On Sat, Oct 08, 2005 at 08:43:10AM +0200, Richard Bos wrote:

> What kind of impact does ltspfs have on the LDA method as described and 
> implemented by Umberto Nicolletto at http://www.unicolet.org/linux/ltsp.html 
> be part of (the next) ltsp or is this difficult to do, due to the patches to 
> Xreset and Xstart?  Or will ltspfs take its place?

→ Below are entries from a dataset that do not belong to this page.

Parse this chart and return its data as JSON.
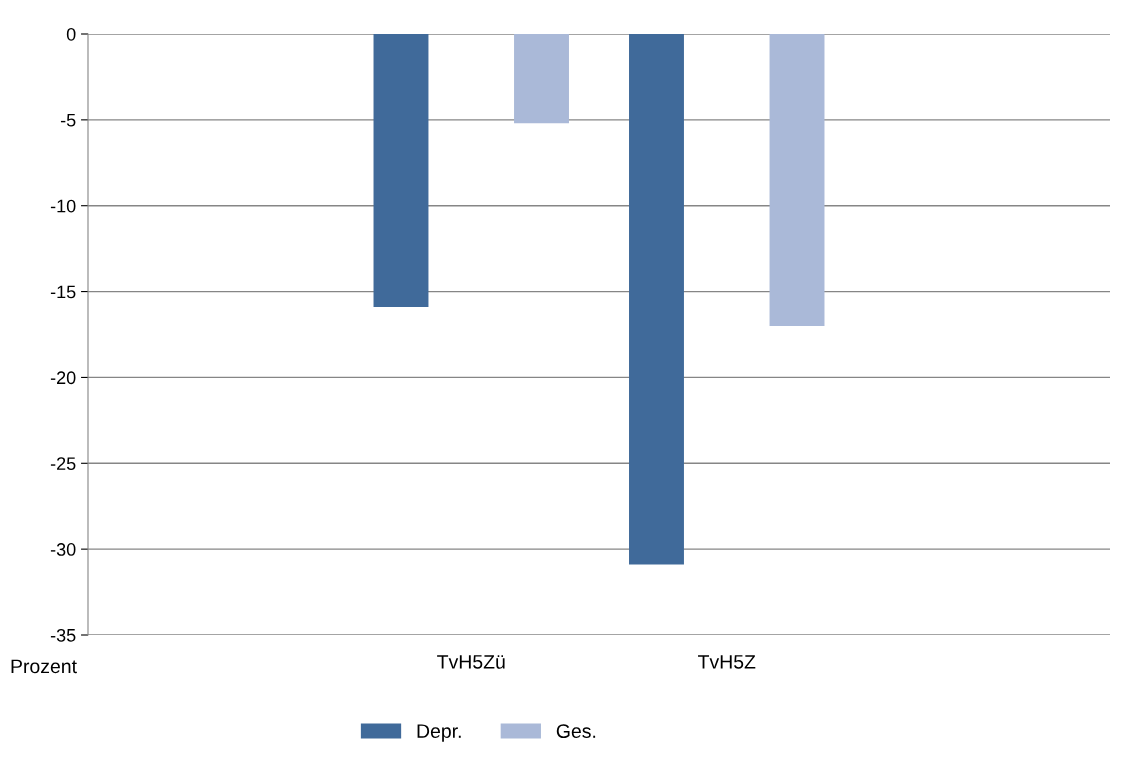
{
  "chart_data": {
    "type": "bar",
    "ylabel": "Prozent",
    "categories": [
      null,
      "TvH5Zü",
      "TvH5Z",
      null
    ],
    "series": [
      {
        "name": "Depr.",
        "color": "#406a9a",
        "values": [
          null,
          -15.9,
          -30.9,
          null
        ]
      },
      {
        "name": "Ges.",
        "color": "#aab9d8",
        "values": [
          null,
          -5.2,
          -17.0,
          null
        ]
      }
    ],
    "ylim": [
      -35,
      0
    ],
    "yticks": [
      -35,
      -30,
      -25,
      -20,
      -15,
      -10,
      -5,
      0
    ],
    "grid": "y",
    "legend": "bottom"
  }
}
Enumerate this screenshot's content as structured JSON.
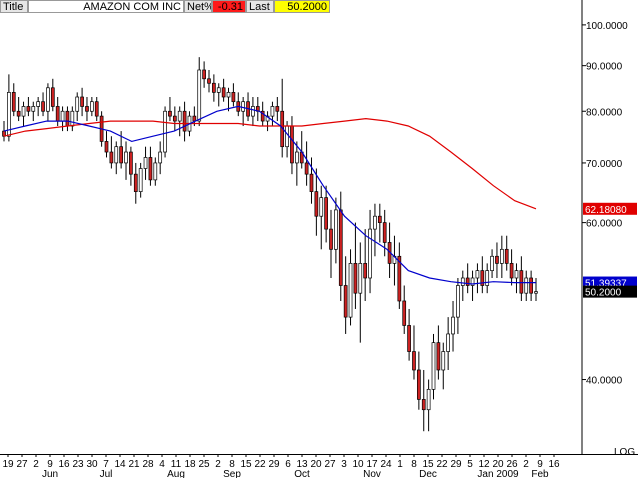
{
  "header": {
    "title_label": "Title",
    "title_value": "AMAZON COM INC",
    "net_label": "Net%",
    "net_value": "-0.31",
    "last_label": "Last",
    "last_value": "50.2000",
    "colors": {
      "net_bg": "#ff1a1a",
      "last_bg": "#ffff00"
    }
  },
  "chart_data": {
    "type": "candlestick",
    "scale": "log",
    "ylim": [
      33,
      105
    ],
    "y_ticks": [
      {
        "value": 100,
        "label": "100.0000"
      },
      {
        "value": 90,
        "label": "90.0000"
      },
      {
        "value": 80,
        "label": "80.0000"
      },
      {
        "value": 70,
        "label": "70.0000"
      },
      {
        "value": 60,
        "label": "60.0000"
      },
      {
        "value": 40,
        "label": "40.0000"
      }
    ],
    "scale_label": "LOG",
    "x_day_labels": [
      "19",
      "27",
      "2",
      "9",
      "16",
      "23",
      "30",
      "7",
      "14",
      "21",
      "28",
      "4",
      "11",
      "18",
      "25",
      "2",
      "8",
      "15",
      "22",
      "29",
      "6",
      "13",
      "20",
      "27",
      "3",
      "10",
      "17",
      "24",
      "1",
      "8",
      "15",
      "22",
      "29",
      "5",
      "12",
      "20",
      "26",
      "2",
      "9",
      "16"
    ],
    "x_month_labels": [
      "Jun",
      "Jul",
      "Aug",
      "Sep",
      "Oct",
      "Nov",
      "Dec",
      "Jan 2009",
      "Feb"
    ],
    "markers": [
      {
        "label": "62.18080",
        "value": 62.1808,
        "color": "#e00000",
        "text_color": "#ffffff"
      },
      {
        "label": "51.39337",
        "value": 51.39337,
        "color": "#0000cc",
        "text_color": "#ffffff"
      },
      {
        "label": "50.2000",
        "value": 50.2,
        "color": "#000000",
        "text_color": "#ffffff"
      }
    ],
    "series": [
      {
        "type": "candlestick",
        "up_color": "#ffffff",
        "down_color": "#cc2222",
        "ohlc": [
          [
            76,
            78,
            74,
            75
          ],
          [
            75,
            88,
            74,
            84
          ],
          [
            84,
            86,
            79,
            80
          ],
          [
            80,
            83,
            78,
            79
          ],
          [
            79,
            82,
            77,
            81
          ],
          [
            81,
            83,
            79,
            80
          ],
          [
            80,
            82,
            78,
            81
          ],
          [
            81,
            83,
            79,
            82
          ],
          [
            82,
            84,
            79,
            80
          ],
          [
            80,
            86,
            78,
            85
          ],
          [
            85,
            87,
            80,
            81
          ],
          [
            81,
            83,
            77,
            78
          ],
          [
            78,
            81,
            76,
            80
          ],
          [
            80,
            81,
            76,
            77
          ],
          [
            77,
            81,
            76,
            80
          ],
          [
            80,
            84,
            78,
            83
          ],
          [
            83,
            85,
            79,
            81
          ],
          [
            81,
            83,
            78,
            80
          ],
          [
            80,
            83,
            79,
            82
          ],
          [
            82,
            83,
            78,
            79
          ],
          [
            79,
            80,
            73,
            74
          ],
          [
            74,
            76,
            71,
            72
          ],
          [
            72,
            75,
            69,
            70
          ],
          [
            70,
            74,
            68,
            73
          ],
          [
            73,
            76,
            69,
            70
          ],
          [
            70,
            74,
            67,
            72
          ],
          [
            72,
            73,
            66,
            68
          ],
          [
            68,
            70,
            63,
            65
          ],
          [
            65,
            70,
            64,
            69
          ],
          [
            69,
            73,
            67,
            71
          ],
          [
            71,
            73,
            66,
            67
          ],
          [
            67,
            71,
            66,
            70
          ],
          [
            70,
            74,
            68,
            72
          ],
          [
            72,
            81,
            71,
            80
          ],
          [
            80,
            83,
            78,
            79
          ],
          [
            79,
            81,
            76,
            78
          ],
          [
            78,
            81,
            75,
            80
          ],
          [
            80,
            82,
            74,
            76
          ],
          [
            76,
            80,
            75,
            79
          ],
          [
            79,
            81,
            77,
            78
          ],
          [
            78,
            92,
            77,
            89
          ],
          [
            89,
            91,
            85,
            87
          ],
          [
            87,
            89,
            84,
            86
          ],
          [
            86,
            88,
            82,
            84
          ],
          [
            84,
            86,
            81,
            85
          ],
          [
            85,
            87,
            82,
            83
          ],
          [
            83,
            85,
            80,
            84
          ],
          [
            84,
            86,
            81,
            82
          ],
          [
            82,
            84,
            79,
            80
          ],
          [
            80,
            83,
            77,
            82
          ],
          [
            82,
            84,
            78,
            79
          ],
          [
            79,
            83,
            77,
            81
          ],
          [
            81,
            83,
            78,
            80
          ],
          [
            80,
            82,
            77,
            78
          ],
          [
            78,
            80,
            76,
            79
          ],
          [
            79,
            82,
            77,
            81
          ],
          [
            81,
            83,
            78,
            80
          ],
          [
            80,
            87,
            71,
            73
          ],
          [
            73,
            78,
            71,
            77
          ],
          [
            77,
            79,
            68,
            70
          ],
          [
            70,
            74,
            66,
            72
          ],
          [
            72,
            76,
            69,
            70
          ],
          [
            70,
            74,
            66,
            68
          ],
          [
            68,
            71,
            63,
            65
          ],
          [
            65,
            69,
            58,
            61
          ],
          [
            61,
            66,
            56,
            64
          ],
          [
            64,
            66,
            57,
            59
          ],
          [
            59,
            62,
            52,
            56
          ],
          [
            56,
            64,
            54,
            62
          ],
          [
            62,
            65,
            49,
            51
          ],
          [
            51,
            55,
            45,
            47
          ],
          [
            47,
            56,
            46,
            54
          ],
          [
            54,
            60,
            48,
            50
          ],
          [
            50,
            57,
            44,
            54
          ],
          [
            54,
            59,
            49,
            52
          ],
          [
            52,
            62,
            50,
            59
          ],
          [
            59,
            63,
            55,
            61
          ],
          [
            61,
            63,
            57,
            60
          ],
          [
            60,
            62,
            55,
            57
          ],
          [
            57,
            60,
            52,
            54
          ],
          [
            54,
            58,
            51,
            55
          ],
          [
            55,
            57,
            48,
            49
          ],
          [
            49,
            51,
            45,
            46
          ],
          [
            46,
            48,
            42,
            43
          ],
          [
            43,
            46,
            40,
            41
          ],
          [
            41,
            43,
            37,
            38
          ],
          [
            38,
            41,
            35,
            37
          ],
          [
            37,
            40,
            35,
            39
          ],
          [
            39,
            45,
            38,
            44
          ],
          [
            44,
            46,
            40,
            41
          ],
          [
            41,
            44,
            39,
            43
          ],
          [
            43,
            47,
            41,
            45
          ],
          [
            45,
            49,
            43,
            47
          ],
          [
            47,
            52,
            45,
            51
          ],
          [
            51,
            53,
            49,
            52
          ],
          [
            52,
            54,
            50,
            51
          ],
          [
            51,
            53,
            49,
            52
          ],
          [
            52,
            54,
            50,
            53
          ],
          [
            53,
            55,
            50,
            51
          ],
          [
            51,
            54,
            50,
            53
          ],
          [
            53,
            56,
            52,
            55
          ],
          [
            55,
            57,
            52,
            54
          ],
          [
            54,
            58,
            52,
            56
          ],
          [
            56,
            58,
            53,
            54
          ],
          [
            54,
            56,
            51,
            52
          ],
          [
            52,
            54,
            50,
            53
          ],
          [
            53,
            55,
            49,
            50
          ],
          [
            50,
            53,
            49,
            52
          ],
          [
            52,
            53,
            49,
            50
          ],
          [
            50,
            52,
            49,
            50.2
          ]
        ]
      },
      {
        "type": "line",
        "color": "#e00000",
        "values": [
          75,
          76,
          76.5,
          77,
          77.5,
          78,
          78,
          78,
          77.5,
          77.5,
          77.5,
          77.5,
          77,
          77,
          77,
          77.5,
          78,
          78.5,
          78,
          77,
          75,
          72,
          69,
          66,
          63.5,
          62.18
        ]
      },
      {
        "type": "line",
        "color": "#0000cc",
        "values": [
          76,
          77,
          78,
          78,
          77,
          76,
          74,
          75,
          76,
          78,
          80,
          81,
          80,
          77,
          72,
          66,
          61,
          58,
          56,
          53,
          52,
          51.5,
          51.2,
          51.5,
          51.39,
          51.39
        ]
      }
    ]
  }
}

ltspfs will be the transport method to actually move the files back and
forth between the terminal and the server, much like samba is used
today.

Actually plumbing the mounts, and doing all the required "magic" to make
things "just work" is going to involve several things:

Jim's gotten udev under the 2.6.xx kernels going on the terminal, which
is going to substantially change the way the hotplugging's going to
work.  This will bring LTSP more into line with modern Linux distros.
We're hoping to be able to solve the problem of notifying the server
with Jim's new lbus, which will be the way that the terminal notifies
the server of client changes.  This will be heavily tied into udev rules
so that plugging actions will fire off lbus events, and dynamically
mount/unmout shares to the server, create icons, etc.

What ltspfs is doing is creating a userspace implemented filesystem
which is tuned to the quirks of trying to do remote removeable media
support, which addresses some of the problems/shortcomings we've had
with previous tries.

Jim and I will be hacking on this in a fairly substative way this
weekend (it's a long one for me, being Canadian Thanksgiving), and will
be in the irc channel a fair bit, so if you'd like to pop on by, you'd
be welcome to watch the progress.

Scott

-- 
(o_  Scott L. Balneaves | "You are the Universe's only chance to appreciate
//\  Systems Department |  its own beauty."